Generative AI is a type of Artificial Intelligence (AI) that uses machine learning techniques to create content. Generative AI tools "learn" by processing large amounts of data, such as text and images from the internet, and intuiting patterns from this data to generate new content.
Before using these tools, researchers should be aware of how they gather and process data (see "Use in research"), and the ethical concerns surrounding their production (see "Considerations").
To make the most of generative AI tools for research, it is helpful to understand generally how they work. Although the technological process of generating content is complicated, combining statistics, linear algebra, calculus, and neural networks, it is based on making predictions from existing data. Put simply, generative AI tools take large amounts of training data, such as text or images from the internet, and study that data to glean patterns from which it will generate new content.
For example, with text-based data, an algorithm will check each word within a text to see what words surround it, known as its context. After processing enough words and tracking their contexts, the algorithm can then guess what words tend to surround a given word. It then represents the given word by a numerical score, which is a list of percentages that each describes the probability of a related word appearing in context of the target word. This quantitative representation, known technically as a word vector (introduced by Google researchers Mikolv et al), functions like a definition of the word that helps the program understand its meaning. Once the word takes this quantitative form as a word vector, then the program can make mathematical calculations to predict which words should be generated together.
Most generative AI tools are proprietary, which means that their creators do not share details about how the tool was created. It is therefore impossible for its users to know what data is being used to train the models and how that data is being cleaned and processed.

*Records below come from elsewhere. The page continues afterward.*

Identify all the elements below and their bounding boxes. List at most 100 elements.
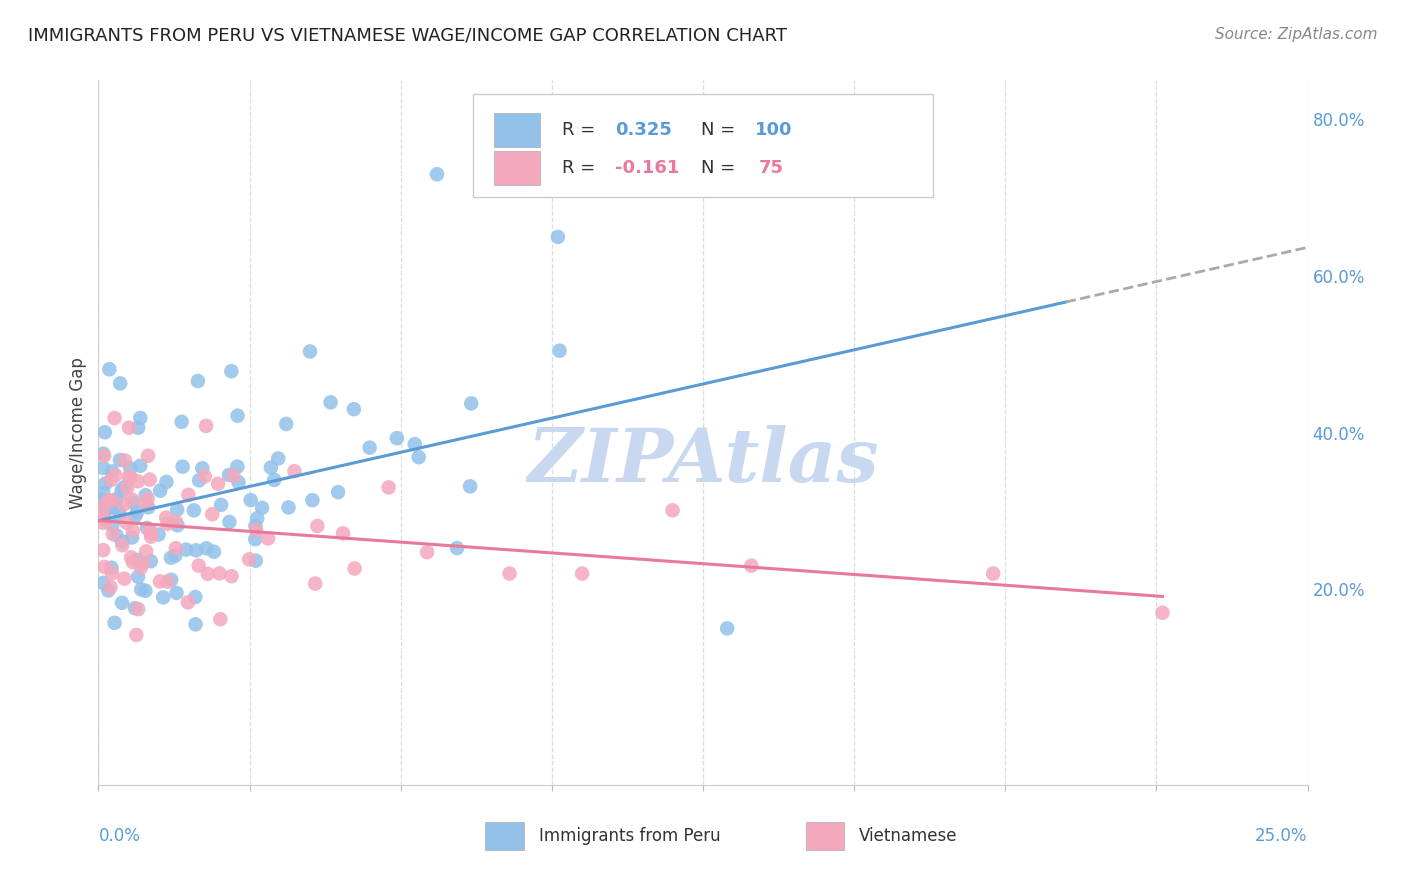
Point [121, 524, 143, 538]
Point [111, 534, 134, 549]
Point [96, 501, 118, 516]
Point [165, 541, 187, 556]
Text: 100: 100 [755, 120, 793, 138]
Point [93, 559, 115, 574]
Point [136, 491, 159, 506]
Point [127, 602, 149, 616]
Point [101, 517, 124, 532]
Point [91, 485, 114, 500]
Text: 0.325: 0.325 [614, 120, 672, 138]
Point [267, 451, 290, 466]
Point [103, 499, 125, 513]
Point [283, 464, 305, 478]
Point [100, 473, 122, 487]
Point [226, 459, 249, 474]
Point [93, 575, 115, 590]
Text: Source: ZipAtlas.com: Source: ZipAtlas.com [1215, 27, 1378, 42]
Point [160, 550, 183, 565]
Point [166, 502, 188, 516]
Point [120, 470, 142, 484]
Text: 0.0%: 0.0% [98, 827, 141, 845]
Point [170, 415, 193, 429]
Point [177, 488, 200, 502]
Point [202, 545, 225, 559]
Point [111, 538, 134, 552]
Point [195, 419, 218, 434]
Point [187, 558, 209, 573]
Point [124, 601, 146, 615]
Point [135, 497, 157, 511]
Point [458, 479, 481, 493]
Point [416, 545, 439, 559]
Point [96, 514, 118, 528]
Text: N =: N = [700, 120, 741, 138]
Point [111, 596, 134, 610]
Point [186, 543, 208, 558]
Point [112, 572, 135, 586]
Text: R =: R = [561, 160, 600, 178]
Point [184, 617, 207, 632]
Point [91, 543, 114, 558]
Point [184, 590, 207, 604]
Point [124, 509, 146, 524]
Point [332, 526, 354, 541]
Point [149, 574, 172, 589]
Point [446, 541, 468, 555]
Point [174, 542, 197, 557]
Point [121, 492, 143, 507]
Point [238, 552, 260, 566]
Point [326, 485, 349, 500]
Point [165, 515, 187, 529]
Text: Vietnamese: Vietnamese [859, 827, 957, 845]
Point [160, 573, 183, 587]
Point [91, 510, 114, 524]
Point [112, 480, 135, 494]
Point [207, 476, 229, 491]
Text: 25.0%: 25.0% [1256, 827, 1308, 845]
Point [716, 621, 738, 635]
Bar [494, 112, 540, 146]
Text: N =: N = [700, 160, 741, 178]
Point [122, 555, 145, 569]
Point [183, 503, 205, 517]
Point [125, 505, 148, 519]
Point [117, 470, 139, 484]
Point [129, 411, 152, 425]
Point [152, 591, 174, 605]
Y-axis label: Wage/Income Gap: Wage/Income Gap [69, 357, 87, 508]
Point [94, 425, 117, 440]
Point [245, 523, 267, 537]
Point [103, 615, 125, 630]
Point [298, 344, 321, 359]
Point [134, 583, 156, 598]
Point [115, 481, 138, 495]
Point [98, 362, 121, 376]
Point [138, 523, 160, 537]
Point [201, 508, 224, 522]
Point [226, 409, 249, 423]
Point [218, 467, 240, 482]
Text: R =: R = [561, 120, 600, 138]
Point [250, 500, 273, 515]
Point [191, 461, 214, 475]
Text: Immigrants from Peru: Immigrants from Peru [538, 827, 720, 845]
Point [377, 480, 399, 494]
Point [115, 516, 138, 530]
Point [222, 468, 245, 483]
Point [101, 464, 124, 478]
Point [195, 541, 218, 556]
Point [139, 530, 162, 544]
Point [245, 519, 267, 533]
Point [94, 501, 117, 516]
Point [91, 516, 114, 530]
Point [221, 364, 243, 378]
Point [307, 519, 329, 533]
Point [571, 566, 593, 581]
Point [385, 431, 408, 445]
Point [97, 493, 120, 508]
Point [208, 566, 231, 581]
Point [101, 566, 124, 581]
Point [112, 497, 135, 511]
Point [125, 628, 148, 642]
Point [426, 167, 449, 181]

The black-box nature of these tools raises important ethical considerations surrounding transparency, bias, and reliability.
Because generative AI tools are trained on analyzing data, it is important that users are aware of the sources and technical methods being used to gather, clean, and process that data. However, most generative AI companies like OpenAI and Google (the creators of ChatGPT and Bard, respectively) do not release information about their training data or methods.

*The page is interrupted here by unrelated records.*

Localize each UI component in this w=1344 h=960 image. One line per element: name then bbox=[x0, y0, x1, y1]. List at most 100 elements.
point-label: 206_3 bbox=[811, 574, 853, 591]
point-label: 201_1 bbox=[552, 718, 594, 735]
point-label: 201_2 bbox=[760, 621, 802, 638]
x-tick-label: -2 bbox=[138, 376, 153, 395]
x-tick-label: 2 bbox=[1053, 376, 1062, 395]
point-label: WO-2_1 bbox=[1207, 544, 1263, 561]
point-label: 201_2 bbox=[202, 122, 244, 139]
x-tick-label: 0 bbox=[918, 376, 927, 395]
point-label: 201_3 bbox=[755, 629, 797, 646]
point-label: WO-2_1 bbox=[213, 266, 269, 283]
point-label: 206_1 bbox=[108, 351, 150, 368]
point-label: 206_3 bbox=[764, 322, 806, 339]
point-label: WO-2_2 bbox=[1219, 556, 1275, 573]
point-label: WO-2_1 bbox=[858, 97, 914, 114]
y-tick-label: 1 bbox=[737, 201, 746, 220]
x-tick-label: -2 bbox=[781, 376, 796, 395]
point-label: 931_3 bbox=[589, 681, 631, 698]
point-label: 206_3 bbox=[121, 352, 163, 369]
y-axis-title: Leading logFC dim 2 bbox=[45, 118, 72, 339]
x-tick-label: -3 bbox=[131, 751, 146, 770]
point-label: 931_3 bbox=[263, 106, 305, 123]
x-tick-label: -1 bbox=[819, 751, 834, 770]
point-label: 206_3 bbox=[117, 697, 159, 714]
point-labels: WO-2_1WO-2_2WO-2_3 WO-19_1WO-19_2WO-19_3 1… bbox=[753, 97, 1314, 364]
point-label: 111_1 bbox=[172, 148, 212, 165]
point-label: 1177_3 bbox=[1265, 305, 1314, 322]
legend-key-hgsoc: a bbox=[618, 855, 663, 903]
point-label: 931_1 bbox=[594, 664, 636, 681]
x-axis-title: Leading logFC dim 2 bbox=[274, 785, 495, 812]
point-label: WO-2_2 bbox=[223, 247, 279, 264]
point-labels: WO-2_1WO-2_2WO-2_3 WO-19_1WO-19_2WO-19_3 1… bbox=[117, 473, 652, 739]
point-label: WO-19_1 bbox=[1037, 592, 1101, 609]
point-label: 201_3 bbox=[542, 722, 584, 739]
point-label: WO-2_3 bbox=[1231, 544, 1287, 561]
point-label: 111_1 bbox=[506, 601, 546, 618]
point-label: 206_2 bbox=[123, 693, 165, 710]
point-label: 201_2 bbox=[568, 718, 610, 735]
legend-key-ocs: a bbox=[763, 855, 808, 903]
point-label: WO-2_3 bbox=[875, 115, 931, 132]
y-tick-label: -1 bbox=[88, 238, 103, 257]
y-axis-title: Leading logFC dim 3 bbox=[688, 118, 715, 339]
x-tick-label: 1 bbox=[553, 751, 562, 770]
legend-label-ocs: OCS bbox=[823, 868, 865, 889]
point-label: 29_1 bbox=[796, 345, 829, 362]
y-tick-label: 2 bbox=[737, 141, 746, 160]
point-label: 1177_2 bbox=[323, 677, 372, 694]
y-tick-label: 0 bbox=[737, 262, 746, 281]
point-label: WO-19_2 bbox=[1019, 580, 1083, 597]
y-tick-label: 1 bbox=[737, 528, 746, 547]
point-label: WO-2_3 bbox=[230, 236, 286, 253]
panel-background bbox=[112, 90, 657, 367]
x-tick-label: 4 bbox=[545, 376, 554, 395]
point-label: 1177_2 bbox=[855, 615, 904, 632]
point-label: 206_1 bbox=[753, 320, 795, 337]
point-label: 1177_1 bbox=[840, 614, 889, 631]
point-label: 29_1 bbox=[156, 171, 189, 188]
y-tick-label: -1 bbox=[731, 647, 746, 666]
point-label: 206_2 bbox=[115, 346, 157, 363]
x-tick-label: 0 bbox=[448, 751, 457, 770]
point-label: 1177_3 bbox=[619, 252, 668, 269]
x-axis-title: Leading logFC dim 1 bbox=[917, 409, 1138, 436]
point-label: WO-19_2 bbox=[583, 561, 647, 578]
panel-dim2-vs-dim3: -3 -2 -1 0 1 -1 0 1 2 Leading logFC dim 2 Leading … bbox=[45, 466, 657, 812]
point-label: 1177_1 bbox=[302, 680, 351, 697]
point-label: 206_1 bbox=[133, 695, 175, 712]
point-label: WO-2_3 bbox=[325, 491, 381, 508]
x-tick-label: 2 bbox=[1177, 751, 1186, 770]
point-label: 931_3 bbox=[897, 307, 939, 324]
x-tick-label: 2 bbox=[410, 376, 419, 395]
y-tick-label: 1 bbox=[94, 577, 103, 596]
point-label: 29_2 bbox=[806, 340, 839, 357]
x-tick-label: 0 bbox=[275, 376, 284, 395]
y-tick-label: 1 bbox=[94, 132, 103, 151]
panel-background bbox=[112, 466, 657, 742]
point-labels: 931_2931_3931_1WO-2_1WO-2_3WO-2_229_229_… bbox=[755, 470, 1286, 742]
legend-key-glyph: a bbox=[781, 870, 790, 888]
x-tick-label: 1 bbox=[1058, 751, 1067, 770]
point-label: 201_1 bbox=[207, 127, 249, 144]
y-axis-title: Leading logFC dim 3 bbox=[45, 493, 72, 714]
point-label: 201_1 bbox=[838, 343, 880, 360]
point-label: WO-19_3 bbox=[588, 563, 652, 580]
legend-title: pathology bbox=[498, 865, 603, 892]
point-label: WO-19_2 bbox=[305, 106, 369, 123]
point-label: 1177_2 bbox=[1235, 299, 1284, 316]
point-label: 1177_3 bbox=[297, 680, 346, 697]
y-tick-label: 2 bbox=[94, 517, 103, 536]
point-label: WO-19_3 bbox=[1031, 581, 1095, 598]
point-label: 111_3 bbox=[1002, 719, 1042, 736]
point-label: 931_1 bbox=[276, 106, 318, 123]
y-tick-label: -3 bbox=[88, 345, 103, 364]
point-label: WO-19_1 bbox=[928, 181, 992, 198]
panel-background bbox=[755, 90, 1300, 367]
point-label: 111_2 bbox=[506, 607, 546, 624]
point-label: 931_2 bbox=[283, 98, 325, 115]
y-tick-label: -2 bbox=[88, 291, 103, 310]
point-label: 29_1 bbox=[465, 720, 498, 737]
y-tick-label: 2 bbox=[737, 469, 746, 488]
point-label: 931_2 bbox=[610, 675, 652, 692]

The data gathering practices of these companies have triggered a debate about the improper use of copyrighted data. Content creators like artists and writers have complained that such tools use their work as a basis for new creations without permission, attribution, or compensation (for example, see the Authors Guild's "Open Letter," the lawsuit against StabilityAI, and the class action lawsuit against StabilityAI, DeviantArt, and Midjourney). The concern also applies to openly licensed data, which often prohibits its use for commercial purposes, as with the lawsuit against Github CoPilot, a code generator.
The lack of transparency also contributes to the biased nature of these tools. Because the training data and cleaning process remains inaccessible to the public, it is impossible to know what kinds of content (from which websites, for example) the model may have ingested during training, and what perspectives from those sources have been encoded into the model. Many web spaces are dominated by young, male users from more developed countries, and can represent views that are sexist, racist, and nationalist.

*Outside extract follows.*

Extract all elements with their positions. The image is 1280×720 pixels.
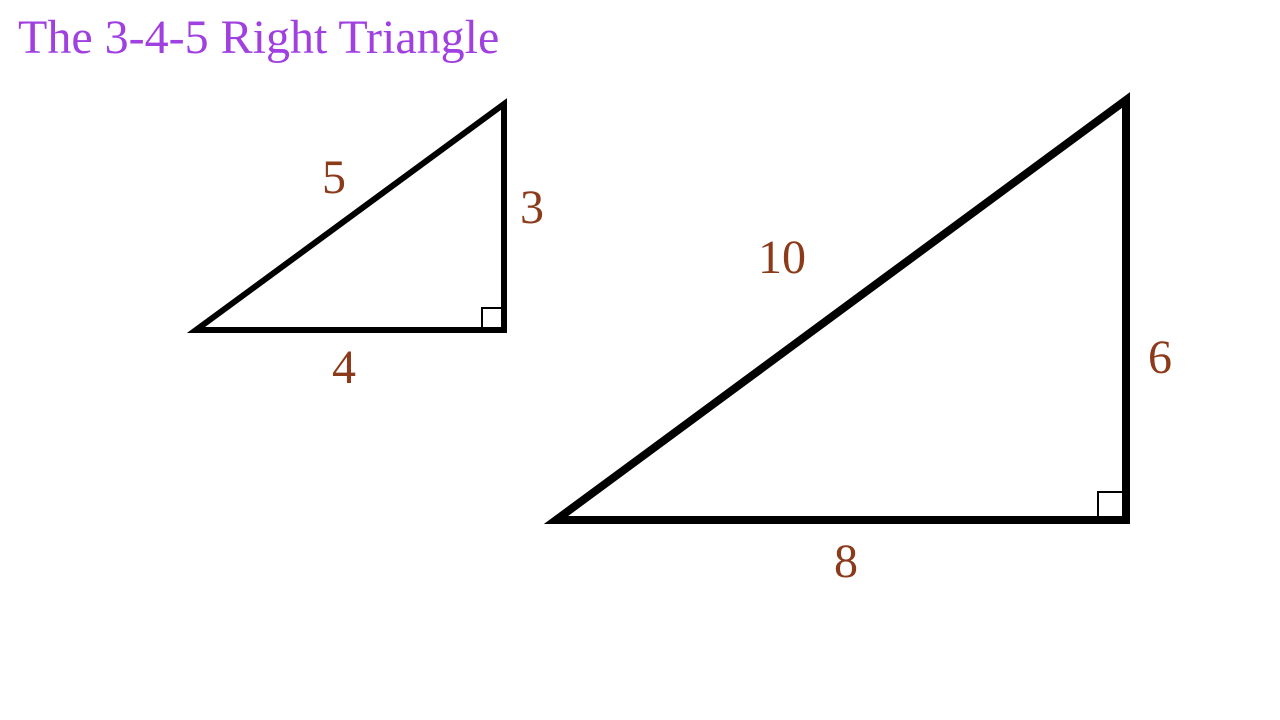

It is not only the content of the data sources but also the method of processing them that contributes to bias. Statistical methods by nature tend to surface what is most frequent or common in data, while what is less common tends to be overlooked. This means that majority perspectives are amplified while minority ones are weeded out, as Emily Bender and her team point out. As a result, many of these tools perpetuate content that is toxic and offensive to minority groups, particularly women and people of color.
While the tools are good at synthesizing data from a variety of sources, they also have a tendency to provide inaccurate information, a phenomenon often described as “hallucinating.” The risks for this tendency are more serious when these tools are being used in medical, legal, or financial contexts.